Sabah Dapsy chief supports call for anti-hopping law


  • Nation
  • Saturday, 25 Jul 2020

KOTA KINABALU: The revisiting of the anti-hopping law for Sabah is something that needs to be seriously looked into, especially in this unstable political scenario in the state and country, says DAP’s Phoong Jin Zhe.

The state DAP’s Youth wing (Dapsy) chief said he supports the call for this anti-hopping law as party hopping among elected assemblymen has become a norm in Sabah.

“It is an open secret that Malaysian politics and more notoriously, Sabah politics has always been plagued by the culture of horse-trading for personal gratification or political mileage, ” he said in a statement here on Saturday (July 25).

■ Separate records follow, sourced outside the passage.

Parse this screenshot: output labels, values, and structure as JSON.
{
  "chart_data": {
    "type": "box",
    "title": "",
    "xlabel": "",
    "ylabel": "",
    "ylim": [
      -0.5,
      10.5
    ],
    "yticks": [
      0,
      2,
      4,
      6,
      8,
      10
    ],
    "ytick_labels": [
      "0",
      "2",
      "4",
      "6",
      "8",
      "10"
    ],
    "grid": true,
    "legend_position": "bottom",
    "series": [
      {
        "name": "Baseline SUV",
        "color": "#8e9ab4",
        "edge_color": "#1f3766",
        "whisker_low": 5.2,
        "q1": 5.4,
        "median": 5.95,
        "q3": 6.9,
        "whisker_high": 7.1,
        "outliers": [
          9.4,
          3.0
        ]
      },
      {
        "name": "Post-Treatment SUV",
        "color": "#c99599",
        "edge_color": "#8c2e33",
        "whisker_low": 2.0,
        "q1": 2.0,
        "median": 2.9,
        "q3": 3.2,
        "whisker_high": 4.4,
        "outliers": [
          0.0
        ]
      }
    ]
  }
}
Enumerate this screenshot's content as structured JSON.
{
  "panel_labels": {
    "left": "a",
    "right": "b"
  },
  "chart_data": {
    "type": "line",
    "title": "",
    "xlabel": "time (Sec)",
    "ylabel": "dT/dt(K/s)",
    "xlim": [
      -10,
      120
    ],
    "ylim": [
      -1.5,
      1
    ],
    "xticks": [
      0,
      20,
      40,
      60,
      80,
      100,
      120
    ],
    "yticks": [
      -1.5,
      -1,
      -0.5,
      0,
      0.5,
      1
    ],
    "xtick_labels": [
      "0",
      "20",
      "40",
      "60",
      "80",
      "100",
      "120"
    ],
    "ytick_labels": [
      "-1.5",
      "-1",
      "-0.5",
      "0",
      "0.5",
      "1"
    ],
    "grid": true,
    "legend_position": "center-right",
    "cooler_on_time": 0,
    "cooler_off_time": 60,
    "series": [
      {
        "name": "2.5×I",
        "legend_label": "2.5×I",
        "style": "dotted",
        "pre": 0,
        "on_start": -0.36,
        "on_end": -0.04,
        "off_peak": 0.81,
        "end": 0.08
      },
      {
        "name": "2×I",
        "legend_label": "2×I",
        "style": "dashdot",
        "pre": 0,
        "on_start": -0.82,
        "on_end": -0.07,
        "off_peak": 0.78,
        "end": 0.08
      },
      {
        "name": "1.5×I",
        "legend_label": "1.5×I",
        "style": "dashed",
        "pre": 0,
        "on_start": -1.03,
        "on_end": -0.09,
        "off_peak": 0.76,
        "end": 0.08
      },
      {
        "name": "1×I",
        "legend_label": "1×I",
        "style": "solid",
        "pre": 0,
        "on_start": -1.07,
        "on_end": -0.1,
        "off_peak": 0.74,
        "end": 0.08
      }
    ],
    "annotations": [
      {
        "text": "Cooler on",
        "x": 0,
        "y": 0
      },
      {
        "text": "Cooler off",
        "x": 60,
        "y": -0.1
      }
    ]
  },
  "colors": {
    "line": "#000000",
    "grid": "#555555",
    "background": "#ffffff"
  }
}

This comes after Chief Minister Datuk Seri Mohd Shafie Apdal said they may relook at the anti-hopping law for Sabah.

Phoong said this can be seen even more so recently where allegations have surfaced of "political agents" showing up at the doors of state assemblymen, offering positions and money for them to support the Opposition bloc.

He said there was nothing novel with such a law as other state governments, namely Penang which has already enacted such a law under Article 14(A)(1) of the Constitution of the State of Penang (Amendment) Enactment 2012.

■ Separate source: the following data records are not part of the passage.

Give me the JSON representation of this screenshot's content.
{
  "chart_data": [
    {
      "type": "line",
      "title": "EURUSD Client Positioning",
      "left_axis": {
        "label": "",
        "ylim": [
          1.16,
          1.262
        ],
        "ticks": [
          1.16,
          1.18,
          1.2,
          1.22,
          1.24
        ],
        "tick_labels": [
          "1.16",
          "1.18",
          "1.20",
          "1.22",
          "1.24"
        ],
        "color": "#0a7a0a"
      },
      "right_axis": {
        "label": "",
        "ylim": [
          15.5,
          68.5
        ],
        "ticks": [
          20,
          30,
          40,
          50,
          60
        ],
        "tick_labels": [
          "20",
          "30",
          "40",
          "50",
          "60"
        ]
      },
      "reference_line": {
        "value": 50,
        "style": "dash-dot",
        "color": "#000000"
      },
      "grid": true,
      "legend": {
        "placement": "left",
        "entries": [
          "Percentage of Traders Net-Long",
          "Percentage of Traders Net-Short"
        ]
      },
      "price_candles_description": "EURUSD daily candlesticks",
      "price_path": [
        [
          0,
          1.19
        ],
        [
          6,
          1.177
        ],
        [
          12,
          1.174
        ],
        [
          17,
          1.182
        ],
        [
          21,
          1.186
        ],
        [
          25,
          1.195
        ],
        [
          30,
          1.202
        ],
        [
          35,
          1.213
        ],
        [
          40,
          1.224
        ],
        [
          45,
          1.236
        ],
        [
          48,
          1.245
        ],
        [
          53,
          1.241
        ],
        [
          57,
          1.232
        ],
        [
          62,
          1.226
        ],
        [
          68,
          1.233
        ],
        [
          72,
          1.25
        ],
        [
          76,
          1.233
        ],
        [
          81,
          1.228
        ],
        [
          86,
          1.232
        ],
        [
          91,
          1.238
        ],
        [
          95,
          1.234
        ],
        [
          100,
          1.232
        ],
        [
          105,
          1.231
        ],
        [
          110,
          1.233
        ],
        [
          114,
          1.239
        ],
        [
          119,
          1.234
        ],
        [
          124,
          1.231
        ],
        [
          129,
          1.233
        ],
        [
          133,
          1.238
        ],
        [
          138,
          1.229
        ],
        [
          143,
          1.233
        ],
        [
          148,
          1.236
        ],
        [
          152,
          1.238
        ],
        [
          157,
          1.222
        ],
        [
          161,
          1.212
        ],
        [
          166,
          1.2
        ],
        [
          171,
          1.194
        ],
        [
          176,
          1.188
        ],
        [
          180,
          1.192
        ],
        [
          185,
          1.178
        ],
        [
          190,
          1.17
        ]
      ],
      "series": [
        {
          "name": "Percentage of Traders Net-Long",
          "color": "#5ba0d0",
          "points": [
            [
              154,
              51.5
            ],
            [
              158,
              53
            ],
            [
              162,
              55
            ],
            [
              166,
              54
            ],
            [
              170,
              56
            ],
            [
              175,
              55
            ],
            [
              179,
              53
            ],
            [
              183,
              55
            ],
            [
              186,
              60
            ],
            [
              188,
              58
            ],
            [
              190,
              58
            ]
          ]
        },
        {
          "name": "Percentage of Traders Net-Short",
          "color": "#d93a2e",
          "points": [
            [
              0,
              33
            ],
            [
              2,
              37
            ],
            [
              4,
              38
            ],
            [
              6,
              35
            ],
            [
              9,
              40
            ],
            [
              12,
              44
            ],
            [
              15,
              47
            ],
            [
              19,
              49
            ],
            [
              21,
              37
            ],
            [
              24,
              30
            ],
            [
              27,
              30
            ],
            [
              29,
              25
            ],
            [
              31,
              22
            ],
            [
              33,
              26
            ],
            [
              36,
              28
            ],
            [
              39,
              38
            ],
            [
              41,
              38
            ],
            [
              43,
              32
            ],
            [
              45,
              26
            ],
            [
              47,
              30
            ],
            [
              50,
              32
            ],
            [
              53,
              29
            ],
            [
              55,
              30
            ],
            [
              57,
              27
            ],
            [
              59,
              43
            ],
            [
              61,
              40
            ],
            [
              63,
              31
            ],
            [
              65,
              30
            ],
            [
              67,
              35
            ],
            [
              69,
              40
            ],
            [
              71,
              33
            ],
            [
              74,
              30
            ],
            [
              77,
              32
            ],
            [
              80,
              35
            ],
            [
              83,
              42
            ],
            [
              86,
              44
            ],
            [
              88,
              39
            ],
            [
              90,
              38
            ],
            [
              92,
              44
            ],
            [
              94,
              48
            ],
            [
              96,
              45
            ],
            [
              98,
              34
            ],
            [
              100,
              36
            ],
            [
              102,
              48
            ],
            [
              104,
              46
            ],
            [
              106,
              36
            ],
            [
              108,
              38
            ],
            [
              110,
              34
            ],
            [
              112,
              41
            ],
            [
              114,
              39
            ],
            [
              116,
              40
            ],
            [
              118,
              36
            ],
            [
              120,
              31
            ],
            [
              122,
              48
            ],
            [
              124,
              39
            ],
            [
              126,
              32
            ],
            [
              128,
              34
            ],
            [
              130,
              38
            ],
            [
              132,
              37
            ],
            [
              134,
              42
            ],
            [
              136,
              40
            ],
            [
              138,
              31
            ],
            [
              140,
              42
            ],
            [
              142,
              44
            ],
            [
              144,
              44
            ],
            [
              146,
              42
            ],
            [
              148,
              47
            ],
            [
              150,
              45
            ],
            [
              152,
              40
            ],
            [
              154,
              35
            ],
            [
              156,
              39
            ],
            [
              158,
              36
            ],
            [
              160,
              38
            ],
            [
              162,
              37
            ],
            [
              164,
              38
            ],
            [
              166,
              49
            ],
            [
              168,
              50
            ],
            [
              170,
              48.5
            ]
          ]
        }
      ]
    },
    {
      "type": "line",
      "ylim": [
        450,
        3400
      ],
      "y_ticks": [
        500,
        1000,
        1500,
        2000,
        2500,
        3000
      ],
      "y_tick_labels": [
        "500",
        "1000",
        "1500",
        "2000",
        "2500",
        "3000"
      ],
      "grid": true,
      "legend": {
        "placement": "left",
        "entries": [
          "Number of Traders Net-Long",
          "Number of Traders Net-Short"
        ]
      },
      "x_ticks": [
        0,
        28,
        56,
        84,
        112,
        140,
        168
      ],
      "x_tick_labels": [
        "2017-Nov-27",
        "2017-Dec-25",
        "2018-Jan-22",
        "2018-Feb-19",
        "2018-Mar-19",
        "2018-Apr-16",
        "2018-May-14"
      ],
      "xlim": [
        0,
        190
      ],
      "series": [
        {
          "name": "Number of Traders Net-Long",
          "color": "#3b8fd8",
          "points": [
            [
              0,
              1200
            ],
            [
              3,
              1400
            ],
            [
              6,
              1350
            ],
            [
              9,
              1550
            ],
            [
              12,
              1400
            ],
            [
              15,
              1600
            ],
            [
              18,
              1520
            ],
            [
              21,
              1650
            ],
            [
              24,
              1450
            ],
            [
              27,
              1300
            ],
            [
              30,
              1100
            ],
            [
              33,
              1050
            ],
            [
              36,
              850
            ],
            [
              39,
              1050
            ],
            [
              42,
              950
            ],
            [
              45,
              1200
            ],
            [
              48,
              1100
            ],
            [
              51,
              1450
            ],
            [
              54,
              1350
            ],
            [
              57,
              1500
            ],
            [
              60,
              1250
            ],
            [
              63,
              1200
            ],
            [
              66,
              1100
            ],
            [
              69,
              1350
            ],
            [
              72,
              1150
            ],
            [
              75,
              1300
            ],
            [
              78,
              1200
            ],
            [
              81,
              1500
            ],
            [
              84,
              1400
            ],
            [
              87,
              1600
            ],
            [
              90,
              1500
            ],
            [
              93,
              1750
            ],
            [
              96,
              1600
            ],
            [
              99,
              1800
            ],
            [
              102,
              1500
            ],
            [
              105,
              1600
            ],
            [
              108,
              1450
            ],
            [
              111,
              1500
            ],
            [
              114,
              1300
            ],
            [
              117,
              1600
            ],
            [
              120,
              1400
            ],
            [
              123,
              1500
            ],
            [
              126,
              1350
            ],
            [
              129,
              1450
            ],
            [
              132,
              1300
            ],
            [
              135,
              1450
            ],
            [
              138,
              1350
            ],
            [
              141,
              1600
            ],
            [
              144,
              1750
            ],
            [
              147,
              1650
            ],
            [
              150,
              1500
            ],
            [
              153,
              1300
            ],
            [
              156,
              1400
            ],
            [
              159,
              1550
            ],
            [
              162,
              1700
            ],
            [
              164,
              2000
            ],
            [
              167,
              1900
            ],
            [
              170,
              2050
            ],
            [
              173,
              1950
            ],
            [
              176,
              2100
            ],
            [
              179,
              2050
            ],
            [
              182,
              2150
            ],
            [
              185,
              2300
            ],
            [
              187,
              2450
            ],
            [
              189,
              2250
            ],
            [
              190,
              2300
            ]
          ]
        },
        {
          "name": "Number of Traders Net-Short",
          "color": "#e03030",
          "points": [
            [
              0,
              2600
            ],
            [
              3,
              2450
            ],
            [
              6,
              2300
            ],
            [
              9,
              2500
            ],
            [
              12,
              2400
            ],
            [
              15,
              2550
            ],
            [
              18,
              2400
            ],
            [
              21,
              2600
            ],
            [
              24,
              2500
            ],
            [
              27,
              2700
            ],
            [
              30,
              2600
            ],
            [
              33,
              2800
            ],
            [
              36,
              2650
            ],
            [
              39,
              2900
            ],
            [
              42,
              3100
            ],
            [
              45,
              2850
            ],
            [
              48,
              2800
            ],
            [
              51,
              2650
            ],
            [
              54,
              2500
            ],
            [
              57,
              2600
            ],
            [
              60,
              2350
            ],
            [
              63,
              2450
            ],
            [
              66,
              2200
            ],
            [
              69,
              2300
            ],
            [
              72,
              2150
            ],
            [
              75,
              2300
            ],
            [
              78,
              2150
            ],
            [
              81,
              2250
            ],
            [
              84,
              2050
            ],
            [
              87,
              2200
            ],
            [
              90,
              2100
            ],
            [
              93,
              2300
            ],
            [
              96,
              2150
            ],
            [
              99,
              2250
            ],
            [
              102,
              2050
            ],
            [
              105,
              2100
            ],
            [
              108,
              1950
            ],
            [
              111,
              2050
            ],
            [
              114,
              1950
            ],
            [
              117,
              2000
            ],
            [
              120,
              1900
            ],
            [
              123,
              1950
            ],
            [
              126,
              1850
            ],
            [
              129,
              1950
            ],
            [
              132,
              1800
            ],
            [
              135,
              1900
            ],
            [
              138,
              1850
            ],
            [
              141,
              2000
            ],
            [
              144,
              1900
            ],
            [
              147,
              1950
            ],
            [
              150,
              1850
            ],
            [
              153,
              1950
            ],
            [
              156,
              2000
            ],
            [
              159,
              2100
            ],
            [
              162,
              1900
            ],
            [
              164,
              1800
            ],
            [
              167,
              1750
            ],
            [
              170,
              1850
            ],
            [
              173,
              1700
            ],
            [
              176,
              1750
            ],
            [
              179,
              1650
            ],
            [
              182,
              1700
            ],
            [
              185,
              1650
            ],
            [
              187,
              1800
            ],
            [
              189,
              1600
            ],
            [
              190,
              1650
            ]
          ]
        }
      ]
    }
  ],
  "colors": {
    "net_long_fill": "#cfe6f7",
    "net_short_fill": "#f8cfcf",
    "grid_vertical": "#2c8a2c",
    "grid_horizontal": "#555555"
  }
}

He said Selangor had also during its state assembly recently tabled a motion for the same provision to be made into law at the Federal level.

Article 10 of the Federal Constitution - freedom to associate, I would like to offer my five cents, ” Phoong said.

He said the freedoms guaranteed under Article 10 namely, (1)(a) freedom of speech and expression, (1)(b) right to assembly peaceably and without arms, and (1)(c) right to form associations, are not absolute rights in that their limitations.

He said specifically on the constitutionality of anti-hopping law, the point of contention being that such a law would infringe Article 10(1)(c), he feels that when a member of the public sets himself up as a representative of the people, his mandate must be limited to that which he has promised to carry out, either by his promises or the party manifesto he contested under.

“In other words, an elected assemblyman or MP must represent the people under the party which he or she had contested in the election, ” Phoong said.

He said if the representative wishes to switch alliance or parties, he should vacate his seat and return the mandate to the people for them to decide if he is worthy to represent them again under a different party.

He said Article 10(2) stated clearly that Parliament may, by law, impose such restrictions as it deems necessary or expedient in the interest of the security of the federation or any part thereof, public order or morality.

“In light of allegations of harassment and door-to-door threats on several Sabah assemblymen recently, I submit that an anti-hopping law is justified on the account of public order and morality, and is therefore constitutional, ” Phoong said.

An earlier anti-hopping law in Sabah was declared unconstitutional by the Supreme Court in 1992.